Some additional details for context:
This the code used in Databricks:
import os
import smbclient
import urllib
from tqdm import tqdm
import shutil
# Setup SMB client with my credentials
smbclient.ClientConfig(username='user', password='password')
# Constants for file transfer
CHUNK_SIZE = 1024 * 1024 * 1 # 1MB chunk size for large files
# Function to download a file from a URL directly to an SMB share (with progress bar)
def download_to_smb(url, smb_file_path):
with urllib.request.urlopen(url) as response:
file_size = int(response.getheader('Content-Length'))
with smbclient.open_file(smb_file_path, mode='wb') as fdst:
progress = tqdm(total=file_size, unit='B', unit_scale=True, desc=f"Downloading to {smb_file_path}")
while True:
chunk = response.read(CHUNK_SIZE)
if not chunk:
break
fdst.write(chunk)
progress.update(len(chunk))
progress.close()
print(f"File downloaded from {url} to {smb_file_path}")

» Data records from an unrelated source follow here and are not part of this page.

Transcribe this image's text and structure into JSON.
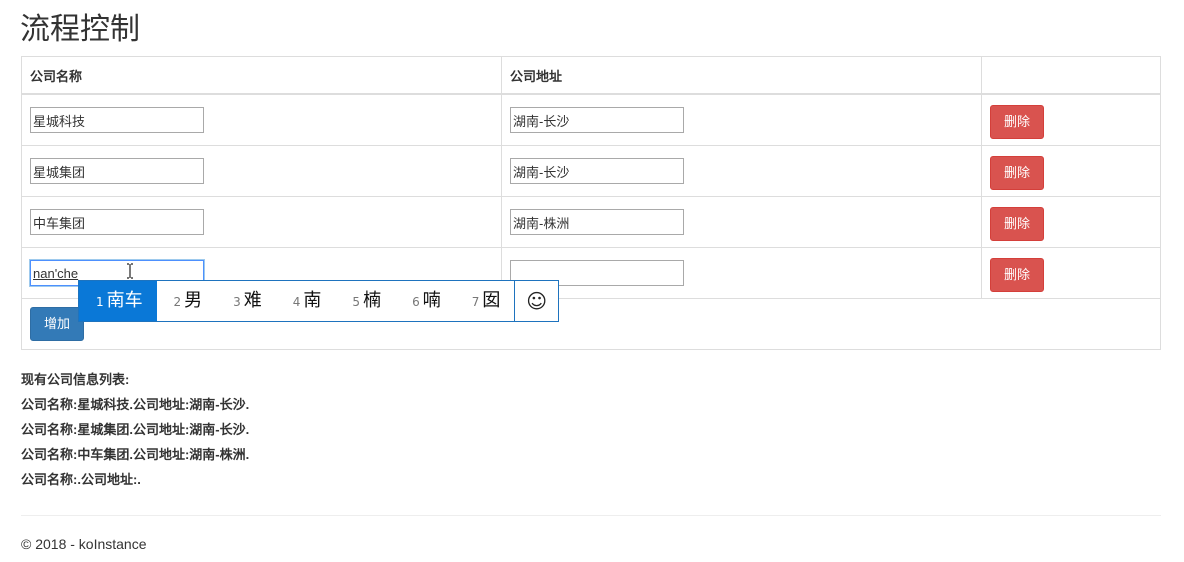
{
  "page": {
    "title": "流程控制"
  },
  "table": {
    "headers": {
      "name": "公司名称",
      "address": "公司地址",
      "action": ""
    },
    "rows": [
      {
        "name": "星城科技",
        "address": "湖南-长沙",
        "delete_label": "删除"
      },
      {
        "name": "星城集团",
        "address": "湖南-长沙",
        "delete_label": "删除"
      },
      {
        "name": "中车集团",
        "address": "湖南-株洲",
        "delete_label": "删除"
      },
      {
        "name": "nan'che",
        "address": "",
        "delete_label": "删除"
      }
    ],
    "add_label": "增加"
  },
  "ime": {
    "candidates": [
      {
        "num": "1",
        "text": "南车"
      },
      {
        "num": "2",
        "text": "男"
      },
      {
        "num": "3",
        "text": "难"
      },
      {
        "num": "4",
        "text": "南"
      },
      {
        "num": "5",
        "text": "楠"
      },
      {
        "num": "6",
        "text": "喃"
      },
      {
        "num": "7",
        "text": "囡"
      }
    ],
    "emoji": "☺"
  },
  "summary": {
    "heading": "现有公司信息列表:",
    "lines": [
      "公司名称:星城科技.公司地址:湖南-长沙.",
      "公司名称:星城集团.公司地址:湖南-长沙.",
      "公司名称:中车集团.公司地址:湖南-株洲.",
      "公司名称:.公司地址:."
    ]
  },
  "footer": {
    "text": "© 2018 - koInstance"
  },
  "colors": {
    "danger": "#d9534f",
    "primary": "#337ab7",
    "ime_selected": "#0a78d7"
  }
}
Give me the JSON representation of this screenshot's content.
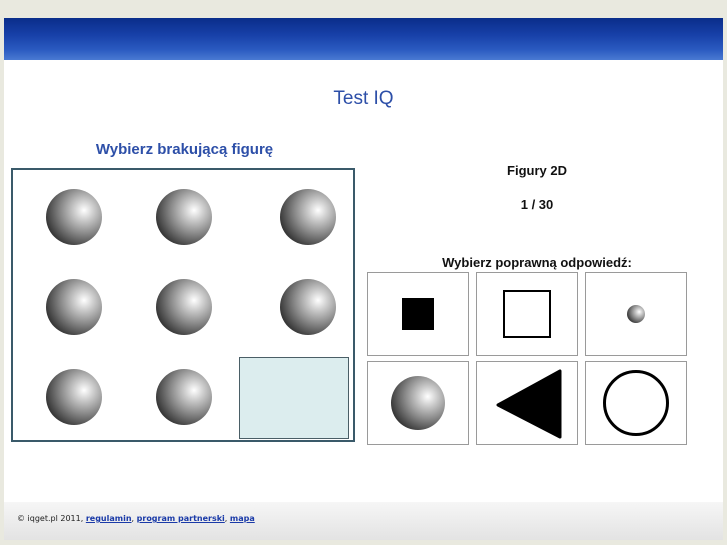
{
  "page": {
    "title": "Test IQ"
  },
  "puzzle": {
    "instruction": "Wybierz brakującą figurę",
    "cells": [
      "sphere",
      "sphere",
      "sphere",
      "sphere",
      "sphere",
      "sphere",
      "sphere",
      "sphere",
      "missing"
    ]
  },
  "info": {
    "category": "Figury 2D",
    "progress": "1 / 30",
    "prompt": "Wybierz poprawną odpowiedź:"
  },
  "answers": [
    {
      "shape": "small-filled-square"
    },
    {
      "shape": "large-outline-square"
    },
    {
      "shape": "small-sphere"
    },
    {
      "shape": "large-sphere"
    },
    {
      "shape": "filled-triangle"
    },
    {
      "shape": "outline-circle"
    }
  ],
  "footer": {
    "copyright": "© iqget.pl 2011,",
    "links": [
      "regulamin",
      "program partnerski",
      "mapa"
    ],
    "sep": ", "
  }
}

# Download file directly to SMB
file_url = 'https://xxx/file.gz'
smb_file_path_download = r'\\server\folder/'
download_to_smb(file_url, smb_file_path_download)
My goal is to download the data via Databricks at a speed of minimum 4 mbps. How can I reach it? Is there a different way then SMB to connect to the share via Databricks? Is it actually a technical limitation coming from the driver itself in Databricks?
If databricks is the only option available for this work, try using below configuration for SMB client: smbclient.ClientConfig(username='user', password= 'password', min_protocol="SMB3", socket_options="TCP_NODELAY IPTOS_LOWDELAY)
Also, sometimes the source url itself have problem with downlaoding speed. Try different download URLs to check the environment performance.